“Memória de elefante” é uma expressão tão repetida que quase deixou de parecer uma afirmação científica testável. Mas será verdade que estes animais realmente nunca esquecem nada?
A resposta curta: não, mas quase
Segundo a Scientific American, elefantes esquecem informação que não é relevante para a sua sobrevivência, tal como qualquer outro cérebro biológico.
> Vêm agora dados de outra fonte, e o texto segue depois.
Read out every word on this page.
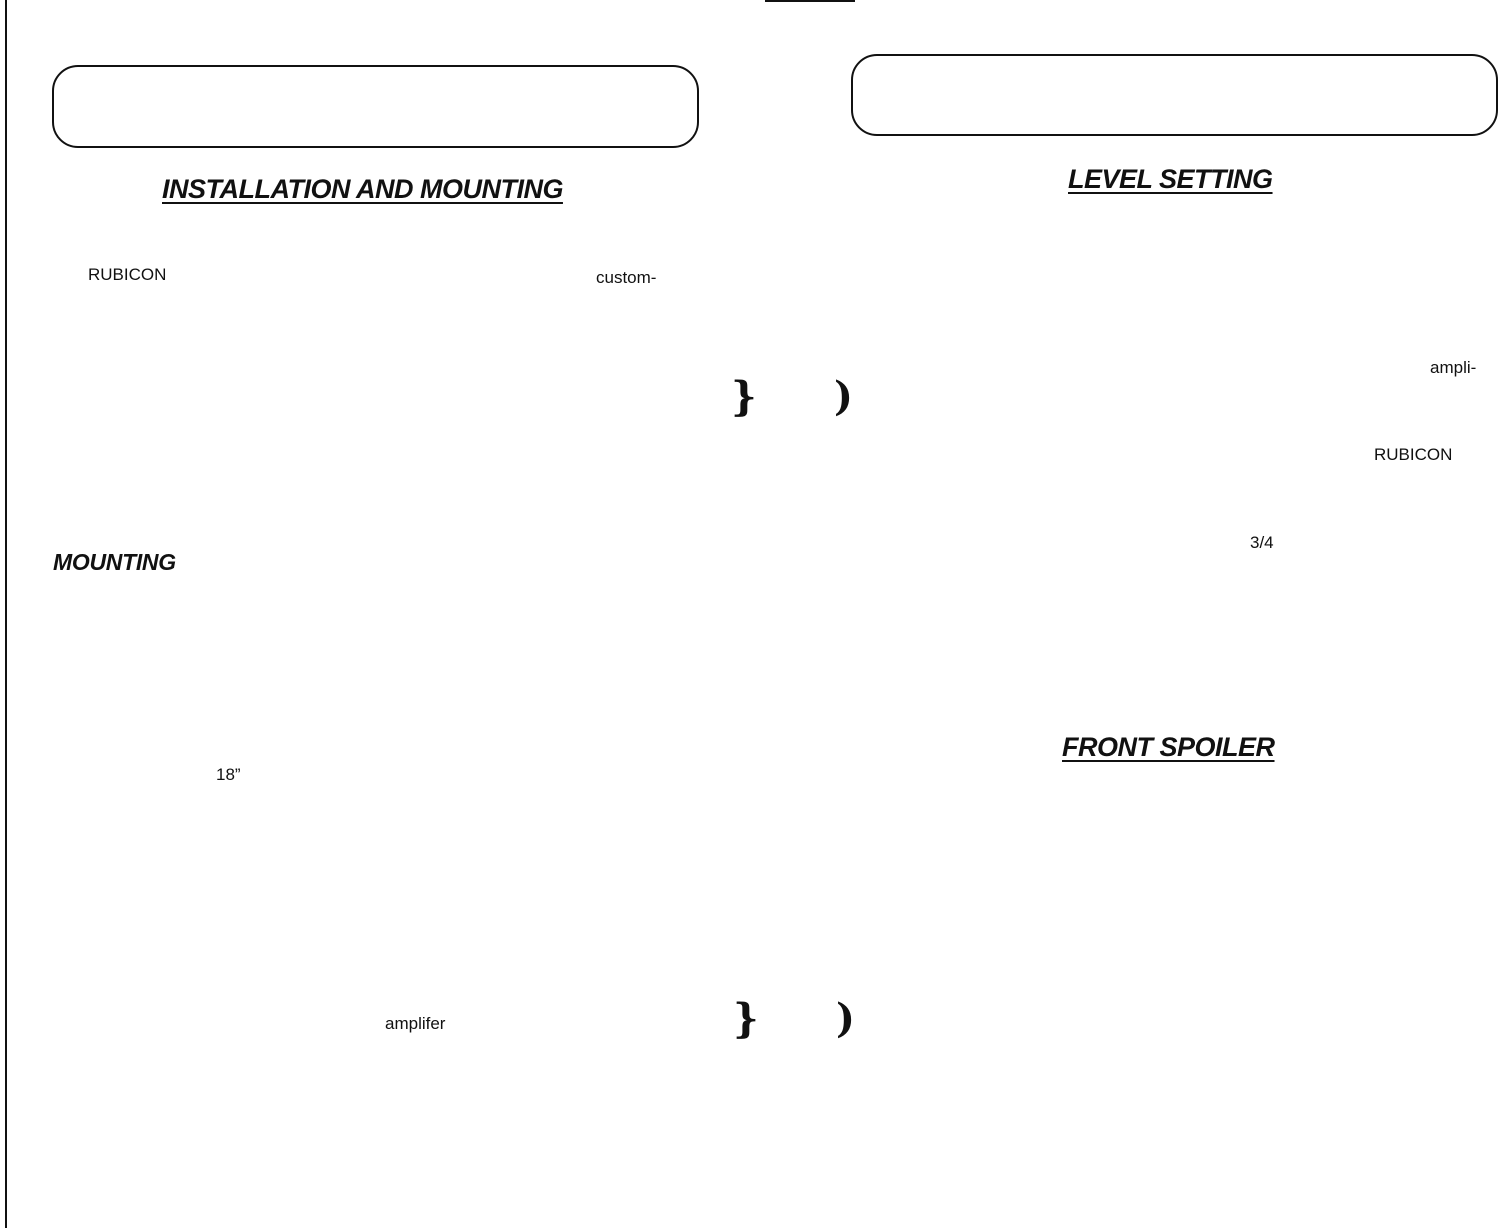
INSTALLATION AND MOUNTING
RUBICON	custom-
MOUNTING
18”
amplifer
} )
} )
LEVEL SETTING
ampli-
RUBICON
3/4
FRONT SPOILER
A expressão popular é, tecnicamente, um exagero.
O que os torna extraordinários não é uma memória perfeita e infalível, mas sim uma capacidade notável de reter, durante décadas, exatamente o tipo de informação que mais importa para a sobrevivência do grupo.
Uma matriarca com um mapa de décadas na cabeça
Um dos exemplos mais estudados é a capacidade das matriarcas de elefante — as fêmeas mais velhas, que lideram os grupos familiares — de recordar a localização de fontes de água durante secas severas, mesmo que essas fontes só tenham sido usadas décadas antes.
Segundo a BBC Science Focus, uma matriarca pode reconhecer mais de 200 indivíduos diferentes ao longo da vida, e reage à chamada de um membro do grupo já falecido mesmo dois anos depois da sua morte.
O cérebro por trás desta capacidade
Os elefantes têm o maior cérebro de todos os mamíferos terrestres, e o hipocampo — a região associada à memória — tem um número particularmente elevado de dobras, o que está associado a uma maior capacidade de processamento e armazenamento de informação relevante para a sobrevivência.
Investigação publicada em 2025 na revista Veterinary Sciences documentou elefantes no Parque Nacional de Etosha, na Namíbia, a fazerem viagens deliberadas a poços de água a até 50 quilómetros de distância — bem além do alcance da visão ou do olfato — enquanto elefantes do deserto do Mali realizam uma migração anual de mais de 600 quilómetros, sempre liderada pelos indivíduos mais velhos do grupo.
Reconhecimento social que dura décadas
Para além da memória espacial, os elefantes conseguem reconhecer outros elefantes com quem viveram — e mesmo humanos específicos — depois de décadas de separação, um comportamento documentado em elefantes tanto em cativeiro como em ambiente selvagem.
Estudos com amostras de urina mostraram que fêmeas conseguem distinguir, através do cheiro, entre membros da própria família e elefantes desconhecidos, reagindo com alarme sempre que a amostra pertence a um indivíduo fora do seu círculo social imediato.
Luto e reconhecimento dos próprios mortos
Os elefantes são também um dos poucos animais conhecidos por reagirem de forma diferenciada perante os restos mortais da sua própria espécie: quando passam junto ao local onde um membro do grupo morreu, fazem frequentemente uma pausa silenciosa, tocando e cheirando os ossos — um comportamento nunca observado perante restos de outras espécies.
Um exagero com uma base científica sólida
A ciência ainda não tem uma resposta completa e definitiva sobre todos os limites da memória de um elefante — investigação recente sublinha, aliás, que há surpreendentemente pouca investigação empírica direta sobre este tema, apesar da fama popular.
Mas aquilo que já se sabe com confiança confirma que, embora “nunca esquecer” seja um exagero literal, a memória do elefante está genuinamente entre as mais impressionantes de todo o reino animal — moldada, ao longo de milhões de anos, para nunca esquecer exatamente aquilo que pode significar a diferença entre sobreviver e não sobreviver.